Osmotherapy for elevated intracranial pressure: a critical reappraisal
- PMID: 10668857
- DOI: 10.2165/00003088-200038010-00002
Osmotherapy for elevated intracranial pressure: a critical reappraisal
Abstract
The administration of osmotic agents is one of the principal strategies to lower elevated intracranial pressure (ICP) and to increase cerebral perfusion pressure. Of the 3 osmotic agents frequently used (mannitol, glycerol and sorbitol), each has characteristic advantages and disadvantages. In addition to renal filtration, sorbitol [elimination half-life (t1/2beta) approximately 1h] and glycerol (t1/2beta 0.2 to 1h) are metabolised, mainly by the liver. The risk of these compounds accumulating in patients with renal insufficiency is low. However, both compounds frequently affect glucose metabolism, leading to an increase in the serum glucose concentration. Mannitol is almost exclusively renally filtered and possesses the slowest elimination from serum (t1/2beta 2 to 4h).

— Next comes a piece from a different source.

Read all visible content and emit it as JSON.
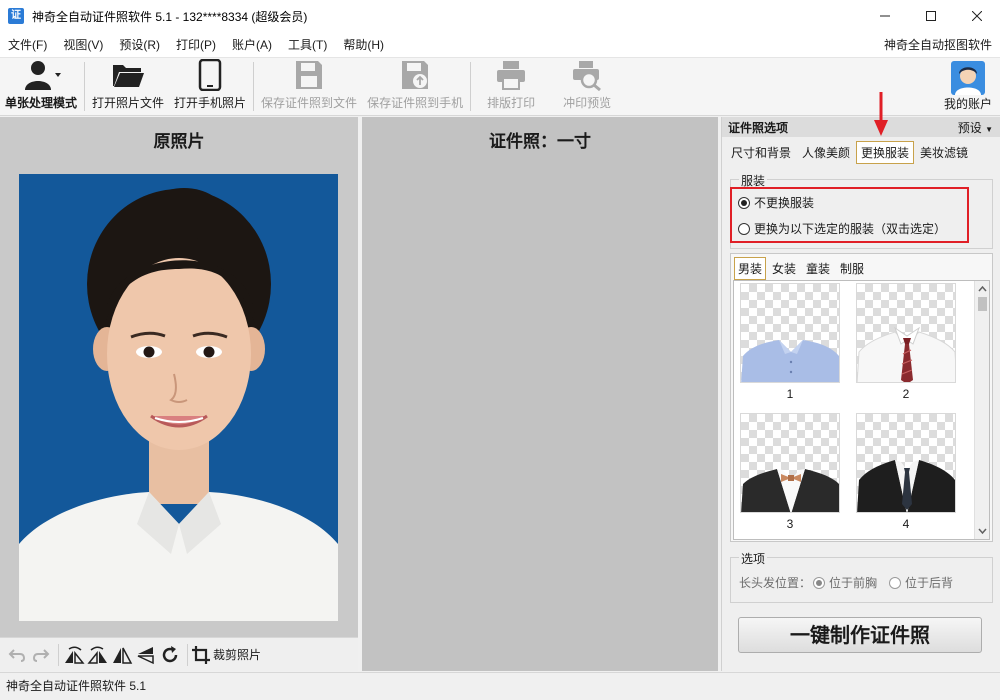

The t1/2beta of mannitol is markedly increased in patients with renal insufficiency, but it does not interfere with glucose metabolism. Entry into the cerebrospinal fluid (CSF) is highest with glycerol [CSF: serum ratio of the areas under the concentration-time curves (AUC(CSF): AUCs) approximately 0.25], intermediate with mannitol (AUC(CSF): AUCs approximately 0.15) and lowest with sorbitol (AUC(CSF): AUCs approximately 0.10). The elimination of all osmotic agents from the CSF compartment is substantially slower than from serum. During the elimination phase, the CSF-to-serum osmotic gradient is temporarily reversed. This is one cause of the paradoxical rise of ICP above the pretreatment level sometimes observed with osmotherapeutics. The ability of mannitol, glycerol and sorbitol to lower elevated ICP has been extensively documented. However, whether the use of osmotic agents, particularly with repeated application, improves outcome remains unproven. Therefore, these agents should only be used to treat manifest elevations of ICP, not for prophylaxis of brain oedema.